» The Global Markets Weekly – 10/26/15 Decision Economics

The Global Markets Weekly – 10/26/15

Posted October 26, 2015 by rvillareal

Super Mario

Global stock markets received a boost from the ECB this week.  While policy was left unchanged, the suggestion of additional easing in December, including a possible policy rate cut action (“to do whatever it takes” in Mario-parlance) sent stocks soaring.  As we discuss in the Focus section this week, ECB is still concerned about softness in EM economies and the strength in the euro might delay the expected pickup in Eurozone inflation.

Normally, the possibility of lower policy rates would be bad news for equity investors.  But we have not been in “normal times” since August 2007.  The equity market mindset is still that signs of lower policy rates are a signal to buy, even if it is in response to signs of economic weakness.  Fortunately, even the ECB has had to accept the recent news of a more resilient Eurozone backdrop and did so in the first paragraph of its statement.  DE is concerned that the ECB is exaggerating the downside risks.  First, outside of Germany, the Eurozone exposure to China is not substantial and exports to China has stopping growing in 2014.  Second, the euro is well below its long-term average on a trade-weighted basis.  The recent rebound in the euro has made European consumers richer, serving to further boost spending.

In fact, the ECB may be under-estimating the upside risks.  The improvement in monetary conditions point to a banking sector that is no longer an impediment to growth.  In addition, lower oil and higher currency values boost consumer spending power and corporate profitability.  The ECB may very well decide to adopt further easing measures later this year, just as the Eurozone recovering gather some real steam.  That could lead to some problems down the road, but that is a trade for another day.

  • U.S.:  No one expects a change from the FOMC (Wed), so all eyes on how low can Q3 GDP growth go (Th).  The consensus expects a poor 1.5% gain but a figure slower to zero is possible given the degree of the drag from trade and inventories.  Ironically, demand growth will be solid, promising a sizeable pickup in GDP growth in late 2015 and into 2016.  But the soft headline figure will grab all the headlines making a Fed move in December less likely.
  • Eurozone:  After energy prices have been holding down inflation for some time, energy-related base effects should finally start to pull the Y/Y rate higher, starting with the October Flash HICP data (Fri).
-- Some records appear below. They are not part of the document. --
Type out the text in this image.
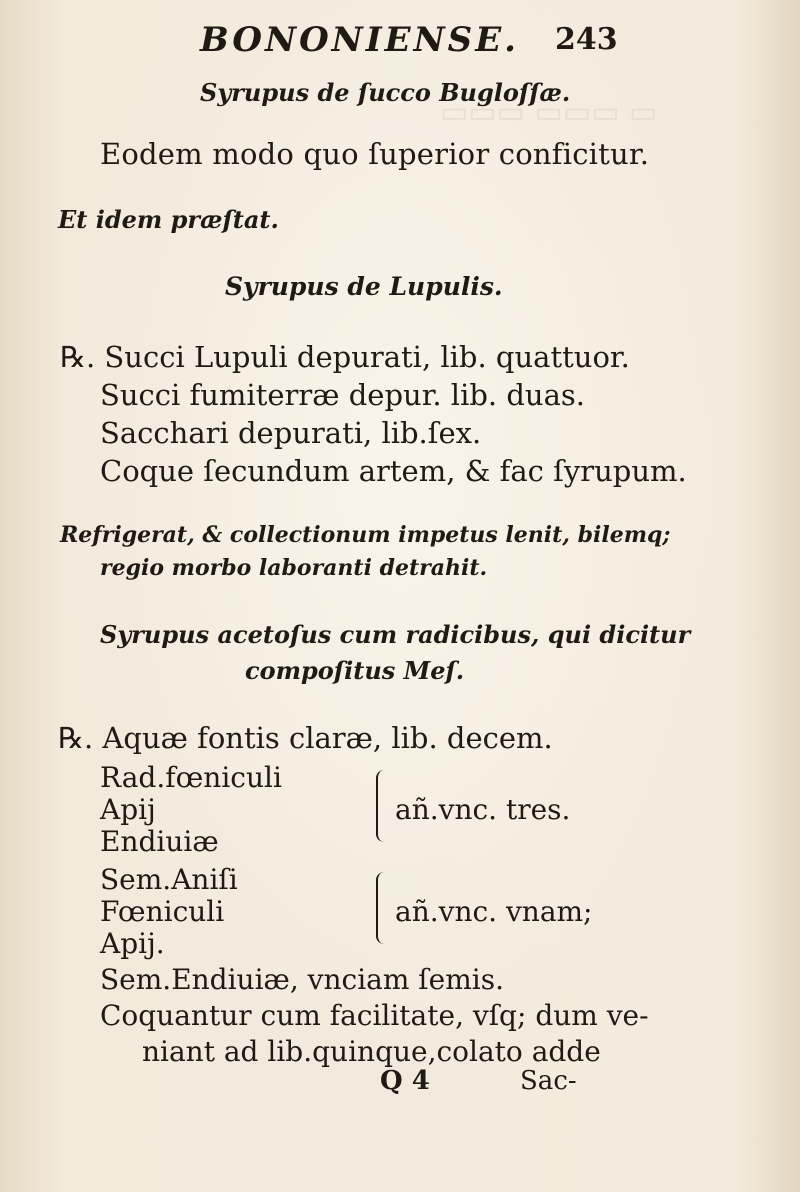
▭ ▭▭▭ ▭▭▭
BONONIENSE. 243
Syrupus de ſucco Bugloſſæ.
Eodem modo quo ſuperior conficitur.
Et idem præſtat.
Syrupus de Lupulis.
℞. Succi Lupuli depurati, lib. quattuor.
Succi fumiterræ depur. lib. duas.
Sacchari depurati, lib.ſex.
Coque ſecundum artem, & fac ſyrupum.
Refrigerat, & collectionum impetus lenit, bilemq;
regio morbo laboranti detrahit.
Syrupus acetoſus cum radicibus, qui dicitur
compoſitus Meſ.
℞. Aquæ fontis claræ, lib. decem.
Rad.fœniculi
Apij
Endiuiæ
añ.vnc. tres.
Sem.Aniſi
Fœniculi
Apij.
añ.vnc. vnam;
Sem.Endiuiæ, vnciam ſemis.
Coquantur cum facilitate, vſq; dum ve-
niant ad lib.quinque,colato adde
Q 4	Sac-
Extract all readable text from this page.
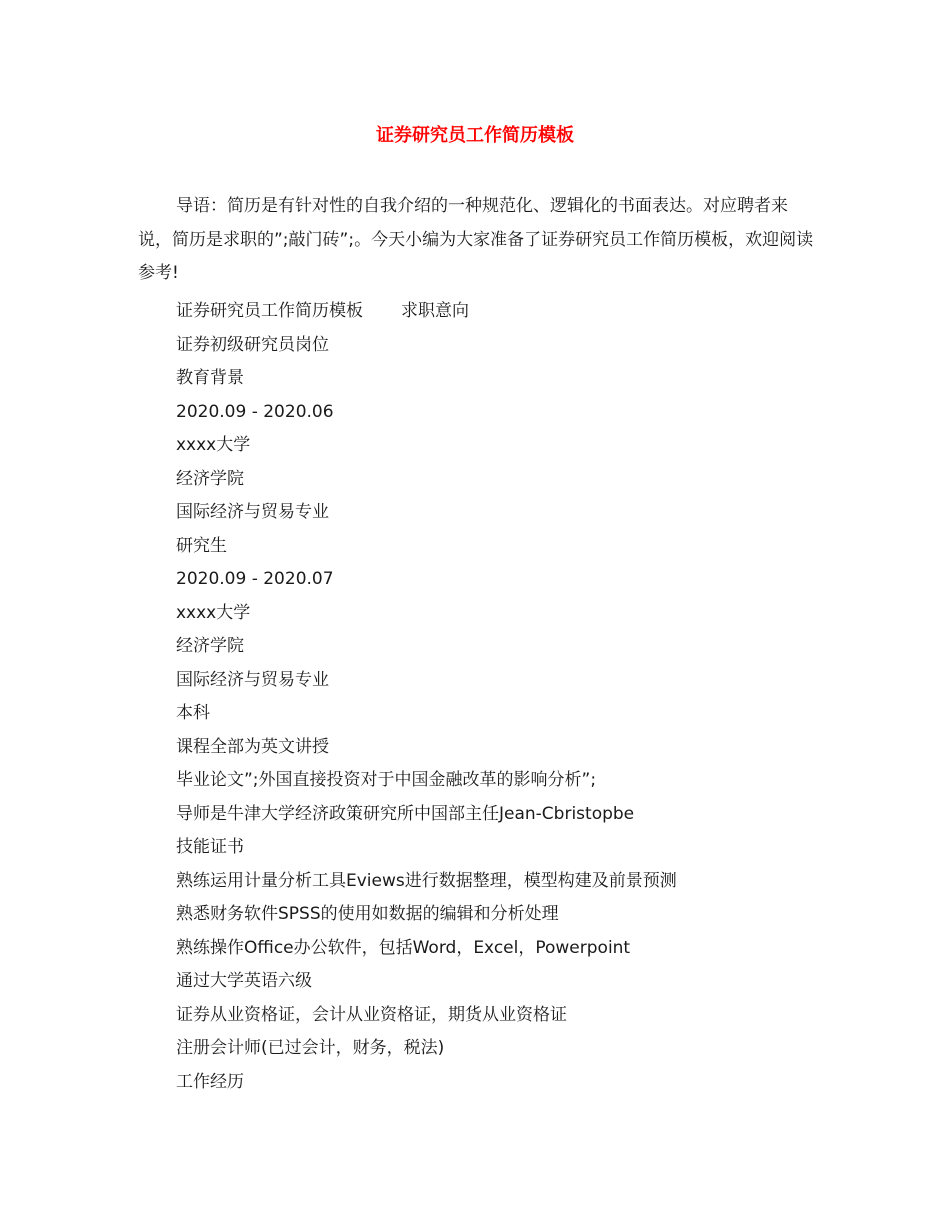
证券研究员工作简历模板

导语：简历是有针对性的自我介绍的一种规范化、逻辑化的书面表达。对应聘者来说，简历是求职的”;敲门砖”;。今天小编为大家准备了证券研究员工作简历模板，欢迎阅读参考!

证券研究员工作简历模板 求职意向
证券初级研究员岗位
教育背景
2020.09 - 2020.06
xxxx大学
经济学院
国际经济与贸易专业
研究生
2020.09 - 2020.07
xxxx大学
经济学院
国际经济与贸易专业
本科
课程全部为英文讲授
毕业论文”;外国直接投资对于中国金融改革的影响分析”;
导师是牛津大学经济政策研究所中国部主任Jean-Cbristopbe
技能证书
熟练运用计量分析工具Eviews进行数据整理，模型构建及前景预测
熟悉财务软件SPSS的使用如数据的编辑和分析处理
熟练操作Office办公软件，包括Word，Excel，Powerpoint
通过大学英语六级
证券从业资格证，会计从业资格证，期货从业资格证
注册会计师(已过会计，财务，税法)
工作经历
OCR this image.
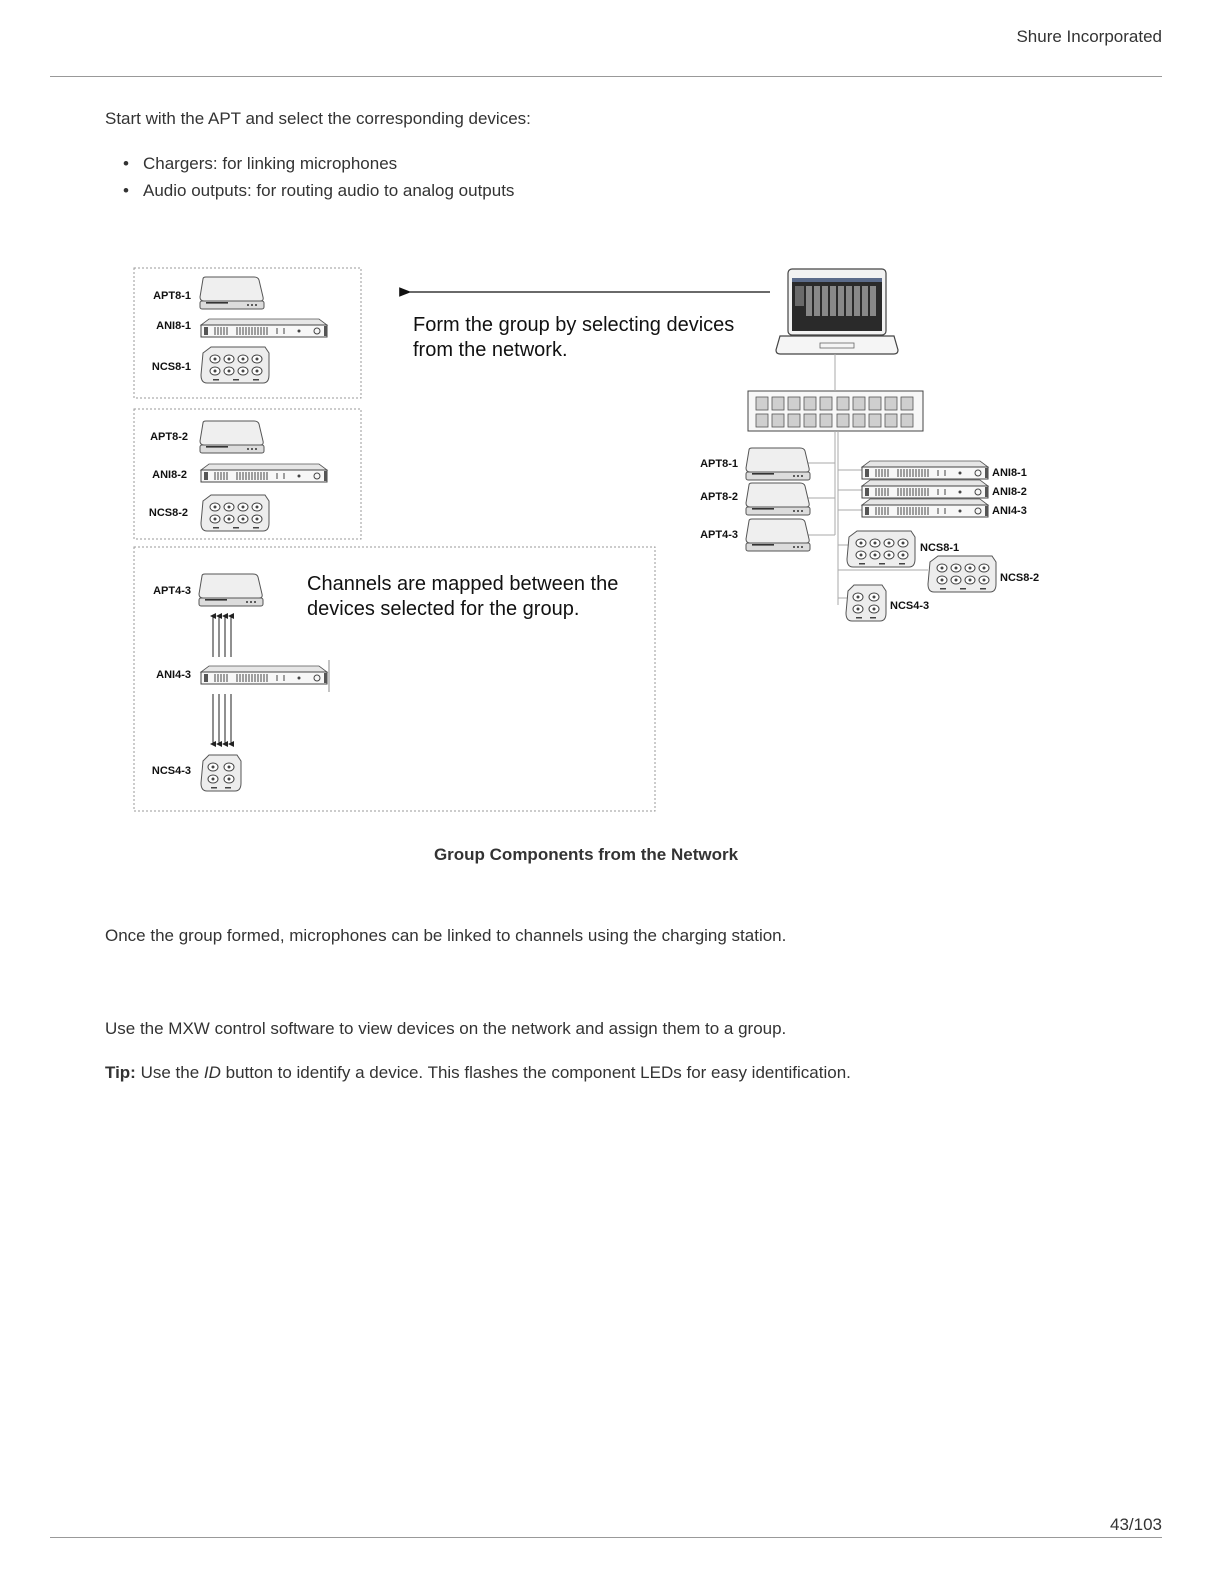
Shure Incorporated
Start with the APT and select the corresponding devices:
• Chargers: for linking microphones
• Audio outputs: for routing audio to analog outputs
APT8-1
ANI8-1
NCS8-1
APT8-2
ANI8-2
NCS8-2
APT4-3
ANI4-3
NCS4-3
Form the group by selecting devices
from the network.
Channels are mapped between the
devices selected for the group.
APT8-1
APT8-2
APT4-3
ANI8-1
ANI8-2
ANI4-3
NCS8-1
NCS8-2
NCS4-3
Group Components from the Network
Once the group formed, microphones can be linked to channels using the charging station.
Use the MXW control software to view devices on the network and assign them to a group.
Tip: Use the ID button to identify a device. This flashes the component LEDs for easy identification.
43/103
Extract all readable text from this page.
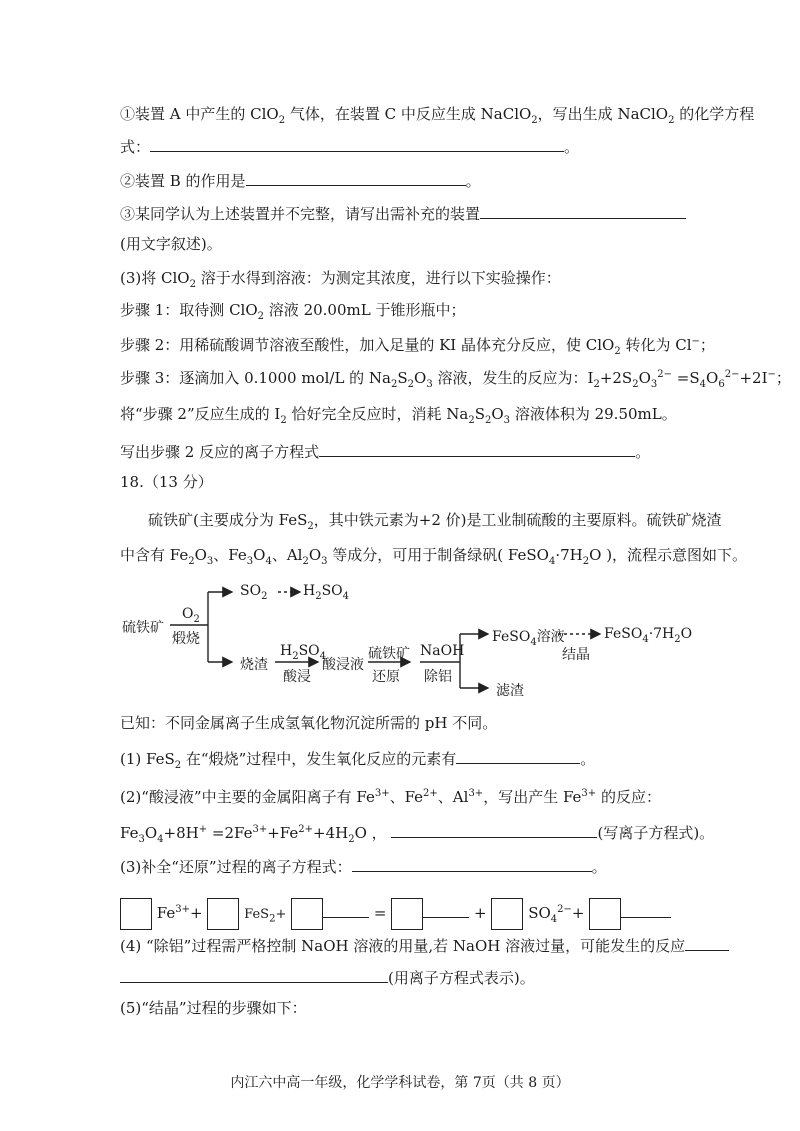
①装置 A 中产生的 ClO$_2$ 气体，在装置 C 中反应生成 NaClO$_2$，写出生成 NaClO$_2$ 的化学方程
式：	。
②装置 B 的作用是	。
③某同学认为上述装置并不完整，请写出需补充的装置
(用文字叙述)。
(3)将 ClO$_2$ 溶于水得到溶液：为测定其浓度，进行以下实验操作：
步骤 1：取待测 ClO$_2$ 溶液 20.00mL 于锥形瓶中；
步骤 2：用稀硫酸调节溶液至酸性，加入足量的 KI 晶体充分反应，使 ClO$_2$ 转化为 Cl−；
步骤 3：逐滴加入 0.1000 mol/L 的 $Na_2S_2O_3$ 溶液，发生的反应为：$I_2+2S_2O_3^{2-} =S_4O_6^{2-}+2I^-$；
将“步骤 2”反应生成的 $I_2$ 恰好完全反应时，消耗 $Na_2S_2O_3$ 溶液体积为 29.50mL。
写出步骤 2 反应的离子方程式	。
18.（13 分）
硫铁矿(主要成分为 FeS$_2$，其中铁元素为+2 价)是工业制硫酸的主要原料。硫铁矿烧渣
中含有 $Fe_2O_3$、$Fe_3O_4$、$Al_2O_3$ 等成分，可用于制备绿矾( $FeSO_4\cdot 7H_2O$ )，流程示意图如下。
硫铁矿
$O_2$
煅烧
$SO_2$	$H_2SO_4$
烧渣
$H_2SO_4$
酸浸
酸浸液
硫铁矿
还原
NaOH
除铝
FeSO$_4$溶液
结晶
$FeSO_4\cdot 7H_2O$
滤渣
已知：不同金属离子生成氢氧化物沉淀所需的 pH 不同。
(1) FeS$_2$ 在“煅烧”过程中，发生氧化反应的元素有	。
(2)“酸浸液”中主要的金属阳离子有 $Fe^{3+}$、$Fe^{2+}$、$Al^{3+}$，写出产生 $Fe^{3+}$ 的反应：
$Fe_3O_4+8H^+ =2Fe^{3+}+Fe^{2+}+4H_2O$ ，	(写离子方程式)。
(3)补全“还原”过程的离子方程式：	。
$Fe^{3+}+$	FeS$_2$+	=	+	$SO_4^{2-}+$
(4) “除铝”过程需严格控制 NaOH 溶液的用量,若 NaOH 溶液过量，可能发生的反应
(用离子方程式表示)。
(5)“结晶”过程的步骤如下：
内江六中高一年级，化学学科试卷，第 7页（共 8 页）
Moreover, German Retail Sales on Friday and French Household Spending may show more solid undertones in repsonse to the decline in inflation recntly.
  • UK: The coming week’s data will be important in helping update BoE thinking, which is seemingly in a state of flux.  Very much so, the stand-out piece of data will be the Q3 GDP preliminary estimate on Tuesday, especially given the mixed messages in survey and hard data seen of late.  Any softening in reported growth may not fully reflect the resilience in the actual economy.
  • Other central banks:  In Sweden, a stable monetary policy decision is anticipated (Wed), although another dovish surprise could be in the offing, if so most likely discernible in a further tempering with the bond purchase program timeframe.  In New Zealand, the RBNZ will maintain the policy rate at 2.75% (Th).  However, an easing bias will be restressed paving the way for another cut in December.  In Mexico, the central bank rate decision (Th) will likely bring no surprises during the month with a hold likely, awaiting action in the U.S.
  • Japan:  While expanded stimulus is unlikely at the upcoming BOE meeting (Fri), the retail trade and IP data (Wed/Th) will be examined to gauge the potential need for stimulus.  The CPI (Fri) should show further deceleration.